Questions
Frequently asked questions
Is PWM-Bench a model?
No. It is a benchmark framework — a task definition, scoring methodology, baselines, leakage controls, and governance protocol. It does not ship a model.
Is PWM-Bench a dataset?
No. Many datasets may instantiate it. PWM-Bench specifies how forecasts are made, sealed, resolved, and scored; the underlying participant data stays under participant control.
Does PWM-Bench claim to solve person understanding?
No. It proposes a way to measure progress toward it. The benchmark makes the claim falsifiable, not settled.
Why forecasting?
Understanding is latent and cannot be observed directly. Forecasting is observable: if a system understands an individual, it should predict that individual's future better than population knowledge and personal routine.
Why not self-report?
Self-report is valuable but retrospective and incomplete. PWM-Bench tests whether additional evidence improves future predictive accountability — a property self-report alone cannot establish.

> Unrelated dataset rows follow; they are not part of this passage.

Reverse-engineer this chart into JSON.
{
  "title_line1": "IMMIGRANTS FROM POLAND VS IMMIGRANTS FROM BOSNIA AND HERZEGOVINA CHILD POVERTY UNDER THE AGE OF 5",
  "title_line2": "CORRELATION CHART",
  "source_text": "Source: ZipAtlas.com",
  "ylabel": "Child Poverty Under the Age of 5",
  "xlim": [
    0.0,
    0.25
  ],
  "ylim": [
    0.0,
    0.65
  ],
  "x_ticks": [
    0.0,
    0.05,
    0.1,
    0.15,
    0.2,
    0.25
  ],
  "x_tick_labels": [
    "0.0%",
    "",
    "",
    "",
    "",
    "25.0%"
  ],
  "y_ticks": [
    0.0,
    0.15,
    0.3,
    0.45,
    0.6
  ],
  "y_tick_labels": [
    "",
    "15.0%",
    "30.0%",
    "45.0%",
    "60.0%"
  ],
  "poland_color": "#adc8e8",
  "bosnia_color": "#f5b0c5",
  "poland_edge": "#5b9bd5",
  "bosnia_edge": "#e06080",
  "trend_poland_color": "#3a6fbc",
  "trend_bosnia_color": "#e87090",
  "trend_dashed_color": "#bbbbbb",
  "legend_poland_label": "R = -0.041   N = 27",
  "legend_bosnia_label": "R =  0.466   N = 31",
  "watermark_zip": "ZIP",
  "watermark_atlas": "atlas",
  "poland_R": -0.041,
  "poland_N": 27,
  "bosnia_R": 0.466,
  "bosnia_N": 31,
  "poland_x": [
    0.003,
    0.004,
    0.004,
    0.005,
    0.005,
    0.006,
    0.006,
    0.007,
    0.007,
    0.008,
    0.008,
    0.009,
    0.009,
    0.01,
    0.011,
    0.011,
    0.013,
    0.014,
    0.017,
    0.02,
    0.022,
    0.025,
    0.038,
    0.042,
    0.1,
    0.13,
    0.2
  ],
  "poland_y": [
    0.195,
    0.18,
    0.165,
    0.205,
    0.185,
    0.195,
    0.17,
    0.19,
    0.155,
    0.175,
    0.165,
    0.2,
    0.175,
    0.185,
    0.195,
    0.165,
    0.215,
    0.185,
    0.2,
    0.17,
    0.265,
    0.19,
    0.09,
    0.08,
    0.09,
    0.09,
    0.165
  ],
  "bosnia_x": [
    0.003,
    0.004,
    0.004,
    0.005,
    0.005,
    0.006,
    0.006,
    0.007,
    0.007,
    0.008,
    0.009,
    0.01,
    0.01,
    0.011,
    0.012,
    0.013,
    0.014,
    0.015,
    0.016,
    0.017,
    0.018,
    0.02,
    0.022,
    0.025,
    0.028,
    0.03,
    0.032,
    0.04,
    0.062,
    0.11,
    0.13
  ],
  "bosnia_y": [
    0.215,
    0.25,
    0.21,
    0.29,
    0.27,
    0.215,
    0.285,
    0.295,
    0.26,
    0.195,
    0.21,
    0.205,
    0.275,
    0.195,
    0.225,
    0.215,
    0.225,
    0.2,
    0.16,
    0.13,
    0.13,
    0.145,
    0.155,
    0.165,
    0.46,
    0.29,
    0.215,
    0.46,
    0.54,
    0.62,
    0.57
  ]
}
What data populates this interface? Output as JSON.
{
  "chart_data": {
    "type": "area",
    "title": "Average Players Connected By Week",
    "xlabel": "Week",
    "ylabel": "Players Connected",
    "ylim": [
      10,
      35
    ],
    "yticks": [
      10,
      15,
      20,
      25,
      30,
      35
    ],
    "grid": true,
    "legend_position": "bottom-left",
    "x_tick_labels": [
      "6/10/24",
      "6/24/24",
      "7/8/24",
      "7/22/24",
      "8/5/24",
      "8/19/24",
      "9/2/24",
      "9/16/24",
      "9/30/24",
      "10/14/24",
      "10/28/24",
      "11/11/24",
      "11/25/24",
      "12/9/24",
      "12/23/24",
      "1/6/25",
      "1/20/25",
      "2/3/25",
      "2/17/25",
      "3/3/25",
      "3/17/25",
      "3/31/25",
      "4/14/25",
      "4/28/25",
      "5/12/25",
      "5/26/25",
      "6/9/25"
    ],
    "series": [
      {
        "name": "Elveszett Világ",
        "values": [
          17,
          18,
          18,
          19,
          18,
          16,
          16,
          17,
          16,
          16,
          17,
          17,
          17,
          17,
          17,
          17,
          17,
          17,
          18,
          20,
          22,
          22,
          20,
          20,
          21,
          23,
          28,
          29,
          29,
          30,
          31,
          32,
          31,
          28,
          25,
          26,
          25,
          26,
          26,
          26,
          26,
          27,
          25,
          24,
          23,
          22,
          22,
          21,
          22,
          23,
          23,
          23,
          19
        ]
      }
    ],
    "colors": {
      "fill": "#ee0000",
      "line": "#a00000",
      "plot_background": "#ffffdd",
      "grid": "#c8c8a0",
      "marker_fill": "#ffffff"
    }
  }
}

Why is this not just personalization?
Personalization predicts outputs. PWM-Bench tests whether a system can forecast the evolving state that generates those outputs — attention, goals, and goal-state transitions — under sealed, prospective conditions.
Are there results yet?
No. The current release is pre-pilot. Scores will be reported in PWM-Pilot. No empirical results are currently on the leaderboard.
Will raw participant data be public?
No. PWM-Bench is designed for federated execution and aggregate-only reporting. Raw data stays under participant control; only resolved outcomes and aggregate metrics leave the client.
What stops a model from just memorizing a person?
The identity-permutation test. If a system's apparent skill survives when forecasts are scored against the wrong individual, that skill was not person-specific. PWM-Bench requires skill to collapse under permutation.
How do you prevent leakage from the future?
Forecasts are sealed and timestamped before outcomes occur, evaluation is strict walk-forward with no random cross-validation, and no system may access evidence dated after its forecast time.